Konten menjadi tanggungjawab penulis dan tidak mewakili pandangan redaksi tribunnews.com.

Tribunners / Citizen Journalism

Intoleransi Multikultural

Entahlah, ada apa denganmu? Kini kita pun dibikin miris oleh penyebutan-penyebutan bernada agitatif lewat pendangkalan pemaknaan ragam

Editor: Toni Bramantoro
zoom-in Intoleransi Multikultural
FOTO: alex palit

Oleh: Alex Palit

Entahlah, ada apa denganmu?

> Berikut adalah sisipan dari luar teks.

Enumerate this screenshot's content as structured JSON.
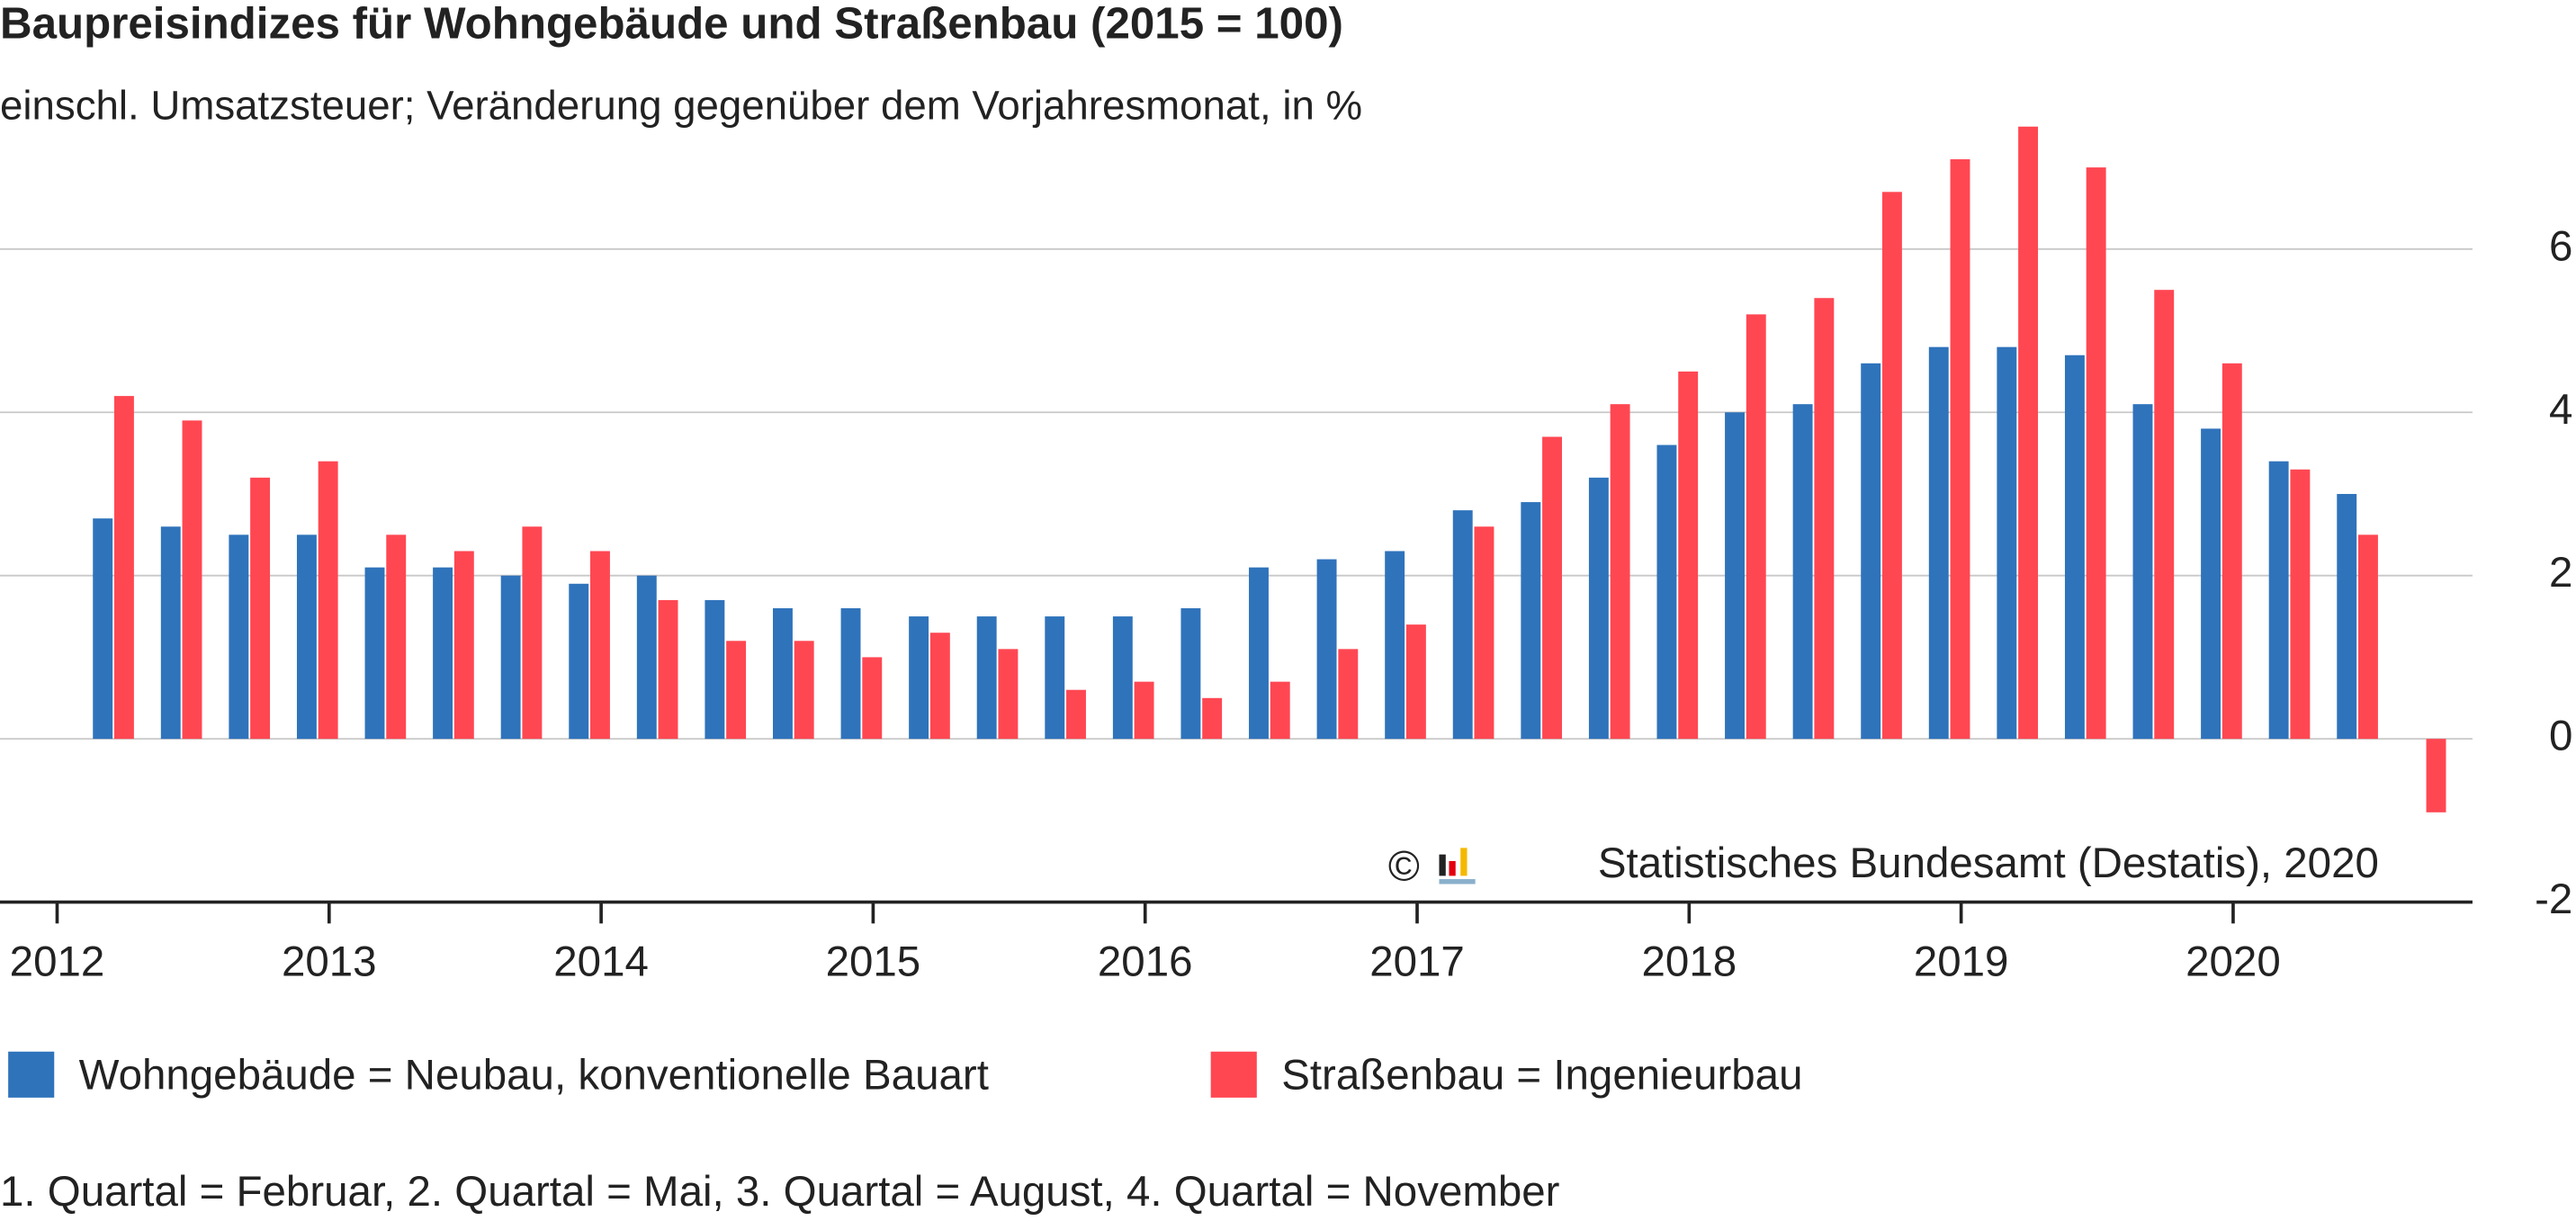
{
  "chart_data": {
    "type": "bar",
    "title": "Baupreisindizes für Wohngebäude und Straßenbau (2015 = 100)",
    "subtitle": "einschl. Umsatzsteuer; Veränderung gegenüber dem Vorjahresmonat, in %",
    "categories": [
      null,
      null,
      null,
      null,
      null,
      null,
      null,
      null,
      null,
      null,
      null,
      null,
      null,
      null,
      null,
      null,
      null,
      null,
      null,
      null,
      null,
      null,
      null,
      null,
      null,
      null,
      null,
      null,
      null,
      null,
      null,
      null,
      null,
      null,
      null
    ],
    "series": [
      {
        "name": "Wohngebäude = Neubau, konventionelle Bauart",
        "color": "#2f73bb",
        "values": [
          2.7,
          2.6,
          2.5,
          2.5,
          2.1,
          2.1,
          2.0,
          1.9,
          2.0,
          1.7,
          1.6,
          1.6,
          1.5,
          1.5,
          1.5,
          1.5,
          1.6,
          2.1,
          2.2,
          2.3,
          2.8,
          2.9,
          3.2,
          3.6,
          4.0,
          4.1,
          4.6,
          4.8,
          4.8,
          4.7,
          4.1,
          3.8,
          3.4,
          3.0,
          null
        ]
      },
      {
        "name": "Straßenbau = Ingenieurbau",
        "color": "#ff4752",
        "values": [
          4.2,
          3.9,
          3.2,
          3.4,
          2.5,
          2.3,
          2.6,
          2.3,
          1.7,
          1.2,
          1.2,
          1.0,
          1.3,
          1.1,
          0.6,
          0.7,
          0.5,
          0.7,
          1.1,
          1.4,
          2.6,
          3.7,
          4.1,
          4.5,
          5.2,
          5.4,
          6.7,
          7.1,
          7.5,
          7.0,
          5.5,
          4.6,
          3.3,
          2.5,
          -0.9
        ]
      }
    ],
    "xlim": [
      2011.79,
      2020.88
    ],
    "xticks": [
      2012,
      2013,
      2014,
      2015,
      2016,
      2017,
      2018,
      2019,
      2020
    ],
    "ylim": [
      -2,
      7.6
    ],
    "yticks": [
      -2,
      0,
      2,
      4,
      6
    ],
    "grid": true,
    "copyright": "©",
    "source": "Statistisches Bundesamt (Destatis), 2020",
    "footnote": "1. Quartal = Februar, 2. Quartal = Mai, 3. Quartal = August, 4. Quartal = November"
  }
}
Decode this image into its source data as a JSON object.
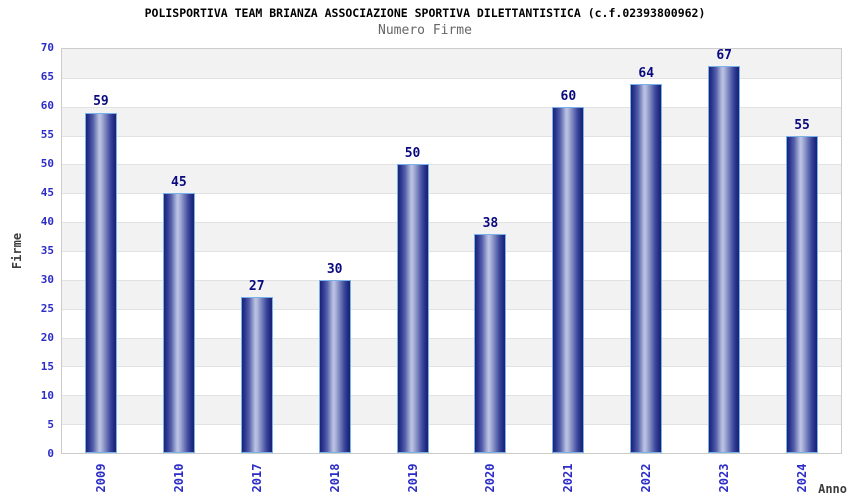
{
  "chart_data": {
    "type": "bar",
    "title": "POLISPORTIVA TEAM BRIANZA ASSOCIAZIONE SPORTIVA DILETTANTISTICA (c.f.02393800962)",
    "subtitle": "Numero Firme",
    "xlabel": "Anno",
    "ylabel": "Firme",
    "categories": [
      "2009",
      "2010",
      "2017",
      "2018",
      "2019",
      "2020",
      "2021",
      "2022",
      "2023",
      "2024"
    ],
    "values": [
      59,
      45,
      27,
      30,
      50,
      38,
      60,
      64,
      67,
      55
    ],
    "ylim": [
      0,
      70
    ],
    "ytick_step": 5,
    "y_ticks": [
      0,
      5,
      10,
      15,
      20,
      25,
      30,
      35,
      40,
      45,
      50,
      55,
      60,
      65,
      70
    ],
    "grid": "horizontal-bands-alternating",
    "legend": "none",
    "colors": {
      "bar_dark": "#1b2371",
      "bar_mid": "#5560aa",
      "bar_light": "#bdc5e6",
      "bar_border": "#79b2e8",
      "tick_label": "#2c2cc8",
      "value_label": "#0a0a80",
      "band_gray": "#f2f2f2",
      "band_white": "#ffffff",
      "gridline": "#e2e2e2",
      "plot_border": "#cccccc",
      "title_color": "#000000",
      "subtitle_color": "#666666",
      "axis_title_color": "#3d3d3d"
    }
  }
}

Kini kita pun dibikin miris oleh penyebutan-penyebutan bernada agitatif lewat pendangkalan pemaknaan ragam makna ‘kata-kata’ berbungkus tafsirnya.

Di mana kini terminologis ‘kata-kata’ bukan lagi bisa dimaknai dengan multitafsir, tapi juga sudah bermakna dimaknai tafsir yang abu-abu, tergantung sesuai selera kehendak pemberi dan penerima interprestatif demi alasan, tujuan, dan untuk kepentingan apa?

Sementara dari kisah yang ada yang secara histori kultural kita disebut, dikenal dan digambarkan sebagai bangsa yang ramah, pemaaf, tepo seliro, selalu hidup rukun penuh toleransi saling menghormati dan menghargai, kini sudah kehilangan kemesraan sosial dengan kemunculan penampakan wajah-wajah beringas mengujarkan nada-nada kata-kata kebencian kesana-sini.

Bagaimana kita dengan begitu gampangnya membungkus tafsir makna ‘kata-kata’ diperuntukkan sebagai pembenaran yang dimaui.

Bahkan atas nama tafsir ‘kata-kata’ yang ditanamkan menjadi dan dijadikan instrumentasi pembenaran untuk melakukan tindakan-tindakan agresif provokatif  ujaran kebencian terhadap mereka yang dianggapnya berbeda paham, beda keyakinan, beda pandangan, atau beda pendapat.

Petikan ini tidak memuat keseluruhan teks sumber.